I have been to Pune ‘n’ times during the last 15-17 years but I never knew how to reach from Pune railway station to my relatives place scattered all over the Pune city. I used to trust the rickshaw driver and he used to correctly drop me at the place where I wanted to be and I used to get charged according to the meter. Even if we had gone to Pune by our car, my relatives place was so near to the NH4 that I never needed to enter city. Once in my relatives place, they used to take me all over the city. In the comforts of an AC car and chit-chatting with them, I may have toured the whole city but never knew which route they took because I never bothered to remember and note down important landmarks in Pune. I never travelled in ‘Pune Municipal transport’ buses. When these buses used to take a circular round on a traffic island, I used to comment that PMT buses have a very long and dangerous tail. In short, I never mapped Pune in my brain.

And seven months back, a new city, Hyderabad awaited to welcome me. From somewhere, the virtue of alertness came in me. When you want to get dropped at some place in Hyderabad whose name you can’t even pronounce, saying that name to the bus conductor wrongly and getting stared from your co-passengers became a routine thing to me. The transport system was tough to deal at the start but it was the cheapest way to roam the city. Unlike Mumbai, the rickshaws in Hyderabad don’t go by meter even if they have meter installed in them.

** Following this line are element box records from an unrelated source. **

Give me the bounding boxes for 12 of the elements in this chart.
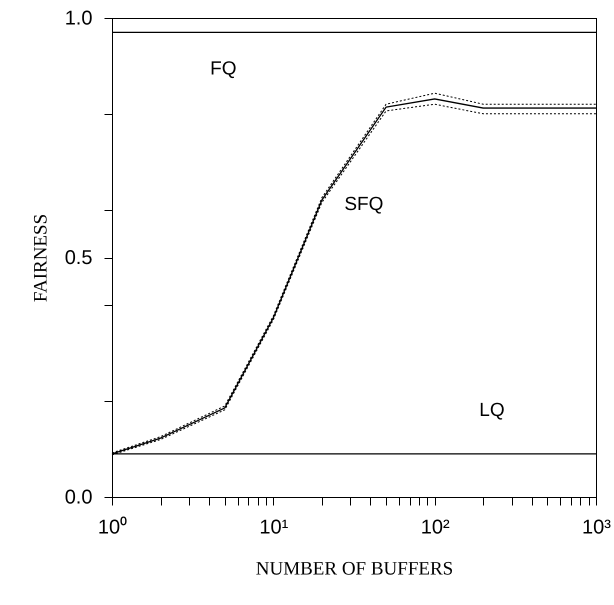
- y-tick-label: 0.0: [64, 486, 92, 508]
- y-tick-label: 1.0: [64, 8, 92, 30]
- y-tick-label: 0.5: [64, 247, 92, 269]
- y-axis-title: FAIRNESS: [30, 214, 52, 302]
- x-tick-label: 10¹: [259, 516, 289, 538]
- x-axis-title: NUMBER OF BUFFERS: [256, 558, 454, 580]
- series-label: SFQ: [344, 194, 384, 216]
- x-tick-label: 10³: [582, 516, 612, 538]
- x-tick-label: 10⁰: [98, 516, 128, 538]
- series-label: LQ: [479, 400, 505, 421]
- x-tick-label: 10²: [420, 516, 450, 538]
- series-label: FQ: [210, 58, 237, 80]
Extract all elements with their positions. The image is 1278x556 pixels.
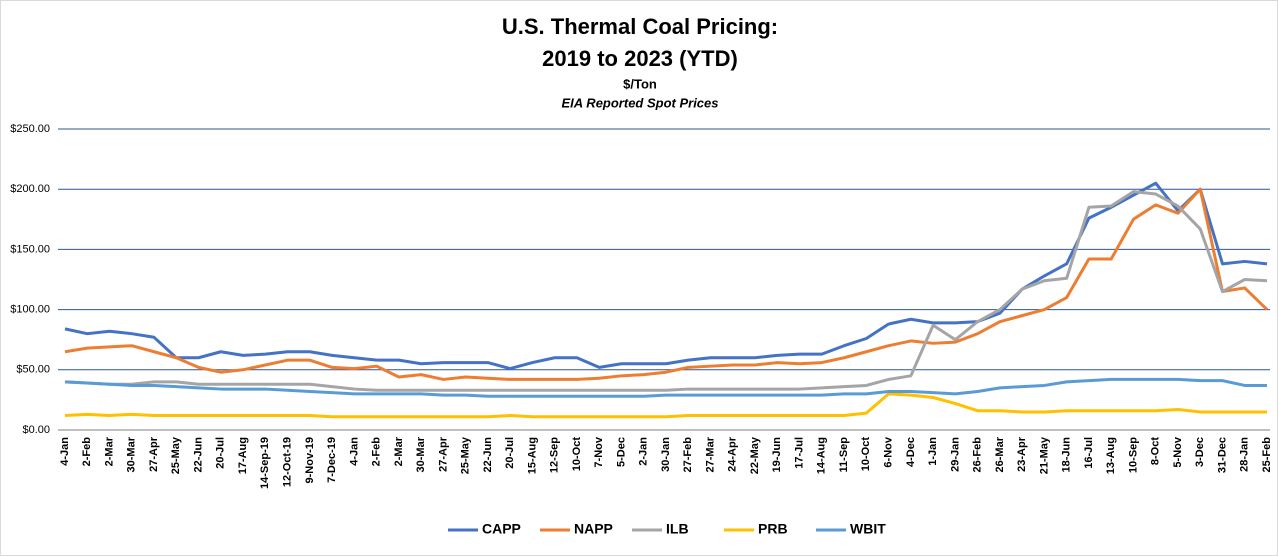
legend-label: ILB — [666, 521, 689, 537]
x-tick-label: 24-Apr — [727, 436, 739, 472]
x-tick-label: 17-Aug — [237, 437, 249, 474]
x-tick-label: 25-May — [170, 436, 182, 474]
x-tick-label: 4-Jan — [59, 437, 71, 466]
x-tick-label: 25-Feb — [1261, 437, 1273, 473]
x-tick-label: 10-Sep — [1127, 437, 1139, 473]
x-tick-label: 3-Dec — [1194, 437, 1206, 467]
y-tick-label: $50.00 — [16, 364, 50, 376]
x-tick-label: 4-Jan — [348, 437, 360, 466]
y-tick-label: $250.00 — [10, 123, 50, 135]
y-tick-label: $150.00 — [10, 243, 50, 255]
x-tick-label: 13-Aug — [1105, 437, 1117, 474]
x-tick-label: 22-Jun — [192, 437, 204, 473]
x-tick-label: 9-Nov-19 — [304, 437, 316, 483]
x-tick-label: 14-Aug — [816, 437, 828, 474]
x-tick-label: 12-Sep — [549, 437, 561, 473]
x-tick-label: 2-Jan — [638, 437, 650, 466]
x-tick-label: 27-Mar — [704, 436, 716, 472]
x-tick-label: 5-Nov — [1172, 436, 1184, 467]
annotation: EIA Reported Spot Prices — [562, 95, 719, 110]
x-tick-label: 10-Oct — [860, 437, 872, 472]
line-series — [64, 392, 1267, 419]
x-tick-label: 16-Jul — [1083, 437, 1095, 469]
y-tick-label: $100.00 — [10, 304, 50, 316]
x-tick-label: 28-Jan — [1239, 437, 1251, 472]
x-tick-label: 5-Dec — [615, 437, 627, 467]
x-tick-label: 25-May — [460, 436, 472, 474]
x-tick-label: 22-Jun — [482, 437, 494, 473]
x-tick-label: 15-Aug — [526, 437, 538, 474]
chart-title: U.S. Thermal Coal Pricing: — [502, 14, 778, 39]
x-tick-label: 12-Oct-19 — [281, 437, 293, 487]
x-tick-label: 8-Oct — [1150, 437, 1162, 465]
x-tick-label: 30-Mar — [415, 436, 427, 472]
x-tick-label: 27-Feb — [682, 437, 694, 473]
legend-label: CAPP — [482, 521, 521, 537]
x-tick-label: 31-Dec — [1216, 437, 1228, 473]
line-series — [64, 190, 1268, 392]
x-tick-label: 10-Oct — [571, 437, 583, 472]
x-tick-label: 30-Mar — [126, 436, 138, 472]
chart-subtitle: $/Ton — [623, 76, 657, 91]
x-tick-label: 1-Jan — [927, 437, 939, 466]
x-tick-label: 23-Apr — [1016, 436, 1028, 472]
x-tick-label: 30-Jan — [660, 437, 672, 472]
x-tick-label: 26-Mar — [994, 436, 1006, 472]
x-tick-label: 2-Feb — [81, 437, 93, 467]
x-tick-label: 14-Sep-19 — [259, 437, 271, 489]
x-tick-label: 7-Dec-19 — [326, 437, 338, 483]
x-tick-label: 7-Nov — [593, 436, 605, 467]
x-tick-label: 21-May — [1038, 436, 1050, 474]
x-tick-label: 29-Jan — [949, 437, 961, 472]
legend-label: PRB — [758, 521, 788, 537]
legend-label: NAPP — [574, 521, 613, 537]
chart-title: 2019 to 2023 (YTD) — [542, 46, 738, 71]
y-tick-label: $0.00 — [22, 424, 50, 436]
x-tick-label: 2-Mar — [103, 436, 115, 466]
x-tick-label: 20-Jul — [504, 437, 516, 469]
x-tick-label: 22-May — [749, 436, 761, 474]
x-tick-label: 2-Mar — [393, 436, 405, 466]
line-series — [64, 181, 1268, 371]
y-tick-label: $200.00 — [10, 183, 50, 195]
x-tick-label: 4-Dec — [905, 437, 917, 467]
x-tick-label: 20-Jul — [215, 437, 227, 469]
line-series — [64, 187, 1269, 381]
x-tick-label: 2-Feb — [371, 437, 383, 467]
x-tick-label: 17-Jul — [793, 437, 805, 469]
x-tick-label: 6-Nov — [882, 436, 894, 467]
x-tick-label: 27-Apr — [437, 436, 449, 472]
legend-label: WBIT — [850, 521, 886, 537]
x-tick-label: 11-Sep — [838, 437, 850, 473]
x-tick-label: 26-Feb — [972, 437, 984, 473]
x-tick-label: 19-Jun — [771, 437, 783, 473]
x-tick-label: 18-Jun — [1061, 437, 1073, 473]
line-series — [64, 377, 1267, 398]
x-tick-label: 27-Apr — [148, 436, 160, 472]
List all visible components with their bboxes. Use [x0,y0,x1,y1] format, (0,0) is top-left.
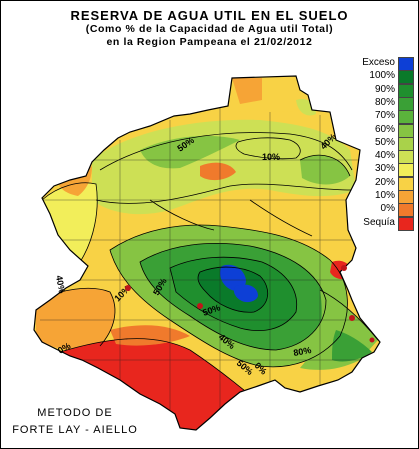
legend-label: 40% [374,150,395,162]
zone-west-30 [42,182,98,262]
title-line-3: en la Region Pampeana el 21/02/2012 [106,36,313,48]
station-marker [197,303,203,309]
region-outline [33,75,381,431]
legend-label: 70% [374,110,395,122]
legend-label: 30% [374,163,395,175]
zone-north-10 [232,78,262,104]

I used to remember important landmarks in the whole city, be it an historical building, KFC restaurant or a small tea shop and used to carefully listen what other people are saying to the conductor and where they used to get down. In this way all the stop names became clear and I was able to say them clearly like a native. Once I boarded a bus to go to ‘Punjagutta’, but the conductor said that the bus will go to NIMS and not ‘Punjagutta’. I blatantly said yes to him and took out my age old smartphone, searched what NIMS meant (It’s actually Nizam’s institute of medical sciences), tracked down how far are both of them and got down at the proper stop which was walking distance from where I wanted to actually go. Such quick decisions really helped me. I also tracked down a bungalow in a posh locality in Hyderabad which had a Rolls-Royce and it was my landmark when the bus passed from the front of the bungalow. Plus once I sat beside the conductor when the crowd in the bus was thin, and the good guy explained me all the bus routes in Hyderabad. After that, traveling in Hyderabad was a cake walk for me. If you meet good people in your life, it can make things really simpler.

Last month I covered all the major roads in Hyderabad in the public transport system. I can say that I mapped Hyderabad in less than 6 months flat. The situation is so good that I can direct a new comer in Hyderabad. A sense of achievement and satisfaction of taming a city is immense and one should experience it at least in our own country or a completely a foreign land.